How To Review Your Credit Report
Anytime you are pursued for a debt, you should request an updated copy of your credit report. You’re entitled to a free copy of your credit report from all three major credit bureaus every year.
You can get your free credit report from AnnualCreditReport.com. This is the official site authorized by the federal government to provide credit reports from the major credit bureaus.
You should review all three of your credit reports from Equifax, TransUnion, and Experian. While they’re supposed to report the same information, this isn’t always the case.
When reviewing your credit reports, look for any inaccurate information. Accounts you don’t recognize may be tied to instances of identity theft. You’ll also want to review collection accounts and ensure the validity and accuracy of those accounts, too.
How To Dispute Errors on Your Credit Report
Each credit report you pull will include information on the dispute process for that credit bureau. You’ll be able to dispute a debt or account on your credit report by mail, phone, or online.
Sending a dispute letter (via certified mail) allows you to keep a record of your dispute and when you submitted it. The Consumer Financial Protection Bureau has excellent information about disputing errors on your credit report, including a free dispute letter template you can use.

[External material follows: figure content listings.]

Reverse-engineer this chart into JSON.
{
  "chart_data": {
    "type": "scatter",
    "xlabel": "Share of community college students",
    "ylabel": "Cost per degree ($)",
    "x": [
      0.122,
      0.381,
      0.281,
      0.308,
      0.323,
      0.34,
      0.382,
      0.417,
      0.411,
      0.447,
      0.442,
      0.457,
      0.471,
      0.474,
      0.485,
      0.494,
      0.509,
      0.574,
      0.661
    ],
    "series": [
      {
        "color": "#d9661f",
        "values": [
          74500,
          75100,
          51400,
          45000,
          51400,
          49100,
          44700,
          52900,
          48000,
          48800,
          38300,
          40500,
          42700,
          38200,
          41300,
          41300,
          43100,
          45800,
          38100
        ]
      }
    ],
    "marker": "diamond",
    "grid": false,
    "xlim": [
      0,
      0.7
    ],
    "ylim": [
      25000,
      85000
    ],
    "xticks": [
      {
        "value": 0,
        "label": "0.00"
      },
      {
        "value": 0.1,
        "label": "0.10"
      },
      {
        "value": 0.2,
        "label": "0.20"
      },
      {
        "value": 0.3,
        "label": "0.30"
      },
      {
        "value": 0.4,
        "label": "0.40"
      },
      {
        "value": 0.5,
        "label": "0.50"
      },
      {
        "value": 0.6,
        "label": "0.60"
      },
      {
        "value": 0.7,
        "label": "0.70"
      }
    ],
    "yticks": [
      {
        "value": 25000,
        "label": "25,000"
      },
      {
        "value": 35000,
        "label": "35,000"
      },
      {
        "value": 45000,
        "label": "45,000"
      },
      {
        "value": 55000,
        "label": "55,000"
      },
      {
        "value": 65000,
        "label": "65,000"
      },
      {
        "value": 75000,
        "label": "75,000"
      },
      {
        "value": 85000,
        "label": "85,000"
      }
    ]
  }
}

Once the dispute process is underway, the credit bureau has a duty to investigate the validity of the debt you’re disputing. This may be completed in as little as 30–45 days, but sometimes it takes longer. The disputed debt won’t affect your credit score while the dispute is being investigated.
For a more comprehensive look at this topic, read our Guide To Disputing Credit Report Errors.
Know Your Rights!
There are two important federal laws that protect consumers when it comes to debt and credit reporting.
The Fair Debt Collection Practices Act (FDCPA) regulates third-party debt collectors and debt collection agencies. The FDCPA’s primary purpose is to protect consumers from abusive, deceptive, and unfair practices often associated with debt collection. To learn more, read What Is the Fair Debt Collection Practices Act?
The Fair Credit Reporting Act (FCRA) is a federal law that requires that the information on your credit report be truthful and accurate. Any inaccurate information on your credit report must be removed or the credit reporting agency and the creditor may be subject to penalty.
If a debt collection agency or credit reporting agency has violated either of these laws, you can file a complaint with the Consumer Financial Protection Bureau (CFPB) or the Federal Trade Commission (FTC).